Arbitration clock starts in Walker County, Ga., tax spat

photo Franklin Etheridge

City and county officials in Walker County, Ga., haven't reached an agreement on how to split millions of dollars of local option sales tax revenue over the upcoming decade.

So on Friday, the negotiation process officially entered the 60-day arbitration stage -- though at least one of the negotiators thinks a judge's ruling won't be necessary to settle the matter.

"We can still reach an agreement just by agreeing," Walker County Attorney Don Oliver said.

The 1 percent sales tax generates $5.4 million annually. Walker County now keeps 80 percent of that, leaving 20 percent for its cities to share.

The revenue goes into cities' and counties' general fund budgets.

LaFayette, the largest city in Walker County and the lead negotiator, hired a consultant who determined the cities deserve a much larger share.

"The data would support a 50-50 split, or something close to 50-50," LaFayette City Manager Frank Etheridge said. "Realistically, the cities understand we can't go from 80-20 to 50-50. We were trying to get to 70-30."

The closest the two sides came was when the county agreed to keeping 73 percent for itself while giving the cities 27 percent, Etheridge said.

Local option sales tax negotiations are going on now around the state.
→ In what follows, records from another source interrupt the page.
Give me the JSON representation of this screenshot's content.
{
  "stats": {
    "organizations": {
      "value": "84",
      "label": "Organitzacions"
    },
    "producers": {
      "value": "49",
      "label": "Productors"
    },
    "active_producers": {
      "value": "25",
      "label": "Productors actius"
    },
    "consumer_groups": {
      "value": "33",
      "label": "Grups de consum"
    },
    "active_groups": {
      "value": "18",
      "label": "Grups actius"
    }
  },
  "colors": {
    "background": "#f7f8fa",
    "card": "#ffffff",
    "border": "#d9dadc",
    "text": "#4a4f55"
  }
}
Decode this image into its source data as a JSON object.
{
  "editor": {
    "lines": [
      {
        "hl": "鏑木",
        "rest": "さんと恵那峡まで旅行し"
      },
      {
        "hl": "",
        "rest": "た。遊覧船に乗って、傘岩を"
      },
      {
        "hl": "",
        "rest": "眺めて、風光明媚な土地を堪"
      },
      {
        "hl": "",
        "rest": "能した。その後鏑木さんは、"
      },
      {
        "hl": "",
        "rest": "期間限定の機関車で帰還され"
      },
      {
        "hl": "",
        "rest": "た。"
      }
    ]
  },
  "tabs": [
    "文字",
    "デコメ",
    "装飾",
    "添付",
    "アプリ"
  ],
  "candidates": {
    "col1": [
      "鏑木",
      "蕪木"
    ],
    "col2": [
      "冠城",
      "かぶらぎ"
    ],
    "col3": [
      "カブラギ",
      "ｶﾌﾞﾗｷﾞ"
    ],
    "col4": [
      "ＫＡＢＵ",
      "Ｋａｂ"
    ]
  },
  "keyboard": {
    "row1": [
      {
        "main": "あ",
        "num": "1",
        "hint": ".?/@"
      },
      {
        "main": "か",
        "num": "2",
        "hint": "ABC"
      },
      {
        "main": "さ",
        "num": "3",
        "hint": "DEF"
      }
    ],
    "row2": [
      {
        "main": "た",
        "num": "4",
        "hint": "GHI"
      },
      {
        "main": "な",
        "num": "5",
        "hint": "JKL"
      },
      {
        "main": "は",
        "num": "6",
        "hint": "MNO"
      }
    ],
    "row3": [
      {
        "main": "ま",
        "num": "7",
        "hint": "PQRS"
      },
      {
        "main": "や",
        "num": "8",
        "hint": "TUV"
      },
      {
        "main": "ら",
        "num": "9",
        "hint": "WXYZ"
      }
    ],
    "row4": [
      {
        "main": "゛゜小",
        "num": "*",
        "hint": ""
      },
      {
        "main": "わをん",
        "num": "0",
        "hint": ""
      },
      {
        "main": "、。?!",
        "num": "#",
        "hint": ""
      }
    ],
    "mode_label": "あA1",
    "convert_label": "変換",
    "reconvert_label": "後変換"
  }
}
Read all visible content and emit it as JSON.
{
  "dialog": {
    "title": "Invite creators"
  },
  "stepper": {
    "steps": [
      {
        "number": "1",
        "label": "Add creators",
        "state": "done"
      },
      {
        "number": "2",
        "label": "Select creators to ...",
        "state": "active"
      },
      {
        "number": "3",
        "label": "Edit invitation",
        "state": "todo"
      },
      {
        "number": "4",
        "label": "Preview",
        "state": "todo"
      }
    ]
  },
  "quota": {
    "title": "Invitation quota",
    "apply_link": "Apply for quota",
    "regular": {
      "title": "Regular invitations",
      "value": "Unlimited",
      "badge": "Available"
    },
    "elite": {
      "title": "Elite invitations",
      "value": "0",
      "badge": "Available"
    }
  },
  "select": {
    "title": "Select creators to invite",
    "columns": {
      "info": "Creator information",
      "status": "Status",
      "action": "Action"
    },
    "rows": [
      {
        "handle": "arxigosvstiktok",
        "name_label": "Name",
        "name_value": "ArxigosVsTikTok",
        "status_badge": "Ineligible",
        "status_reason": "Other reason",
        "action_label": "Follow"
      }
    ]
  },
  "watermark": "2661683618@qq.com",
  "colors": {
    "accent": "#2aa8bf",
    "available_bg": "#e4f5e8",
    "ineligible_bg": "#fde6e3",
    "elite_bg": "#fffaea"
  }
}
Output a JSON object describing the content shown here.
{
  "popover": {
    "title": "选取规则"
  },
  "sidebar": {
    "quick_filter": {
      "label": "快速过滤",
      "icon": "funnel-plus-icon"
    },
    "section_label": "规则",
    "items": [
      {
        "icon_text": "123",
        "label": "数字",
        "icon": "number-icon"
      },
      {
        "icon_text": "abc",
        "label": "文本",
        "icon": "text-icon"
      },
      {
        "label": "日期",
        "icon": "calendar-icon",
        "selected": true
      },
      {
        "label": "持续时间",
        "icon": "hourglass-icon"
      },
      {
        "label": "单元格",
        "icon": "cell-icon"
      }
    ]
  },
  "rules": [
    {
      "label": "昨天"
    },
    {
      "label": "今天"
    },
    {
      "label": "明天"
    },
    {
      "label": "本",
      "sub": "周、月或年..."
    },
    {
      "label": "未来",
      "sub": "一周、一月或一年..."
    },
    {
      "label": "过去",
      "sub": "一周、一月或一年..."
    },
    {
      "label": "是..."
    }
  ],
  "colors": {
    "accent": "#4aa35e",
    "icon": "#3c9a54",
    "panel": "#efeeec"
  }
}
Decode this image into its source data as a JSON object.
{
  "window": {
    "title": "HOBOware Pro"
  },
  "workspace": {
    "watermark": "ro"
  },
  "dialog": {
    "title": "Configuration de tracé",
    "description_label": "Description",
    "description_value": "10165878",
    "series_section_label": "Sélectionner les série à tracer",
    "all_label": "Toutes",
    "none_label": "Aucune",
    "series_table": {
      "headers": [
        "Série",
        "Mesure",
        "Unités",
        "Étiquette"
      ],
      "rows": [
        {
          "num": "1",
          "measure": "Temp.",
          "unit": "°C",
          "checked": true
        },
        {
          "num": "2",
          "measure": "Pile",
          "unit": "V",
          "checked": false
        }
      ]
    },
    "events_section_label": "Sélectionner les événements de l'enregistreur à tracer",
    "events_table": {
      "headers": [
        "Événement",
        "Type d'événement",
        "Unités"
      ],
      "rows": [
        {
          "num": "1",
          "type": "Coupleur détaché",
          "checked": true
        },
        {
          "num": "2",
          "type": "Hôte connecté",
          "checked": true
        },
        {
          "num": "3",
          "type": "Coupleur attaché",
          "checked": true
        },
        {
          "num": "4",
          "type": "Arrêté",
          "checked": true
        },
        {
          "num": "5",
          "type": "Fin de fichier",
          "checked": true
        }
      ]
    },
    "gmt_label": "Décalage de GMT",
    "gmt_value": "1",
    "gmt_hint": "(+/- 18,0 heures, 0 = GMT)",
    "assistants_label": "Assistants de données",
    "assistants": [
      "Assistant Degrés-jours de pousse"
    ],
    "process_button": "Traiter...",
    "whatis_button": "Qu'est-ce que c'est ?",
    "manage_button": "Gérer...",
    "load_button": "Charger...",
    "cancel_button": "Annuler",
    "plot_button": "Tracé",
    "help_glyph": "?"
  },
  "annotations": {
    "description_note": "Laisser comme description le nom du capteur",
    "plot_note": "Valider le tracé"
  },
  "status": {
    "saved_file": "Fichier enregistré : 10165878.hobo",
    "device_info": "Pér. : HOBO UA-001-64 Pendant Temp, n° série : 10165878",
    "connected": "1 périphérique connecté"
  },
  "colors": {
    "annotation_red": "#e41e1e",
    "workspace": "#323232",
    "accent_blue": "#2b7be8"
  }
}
In what's known as "baseball-style arbitration," the two sides in Walker County -- the cities and the county -- each would submit a proposal. A Superior Court judge would pick one proposal or the other -- not a combination of the two. That's meant to keep either side from overreaching.

"It'll be transferred to a judge out of the region," Etheridge said. He expects the judge would travel to Walker County to make a decision.

Etheridge, Mayor Neal Florence and City Councilman Ben Bradford, who's an attorney, are negotiating for LaFayette; Mayor Bill Glascock is negotiating on behalf of the Lookout Mountain, Ga. City Council; and Mayor Teddy Harris is negotiating for Rossville.

Chickamauga isn't taking part in the local option sales tax talks. Etheridge said officials there are fine with the county keeping 80 percent.

Oliver thinks negotiations will be resolved after Tuesday's election, in which Sole Commissioner Bebe Heiskell is seeking re-election.

"I'll be surprised if we don't see some movement after the election," he said. "It's tough during an election period to get people to express what they really want and what they're really willing to accept."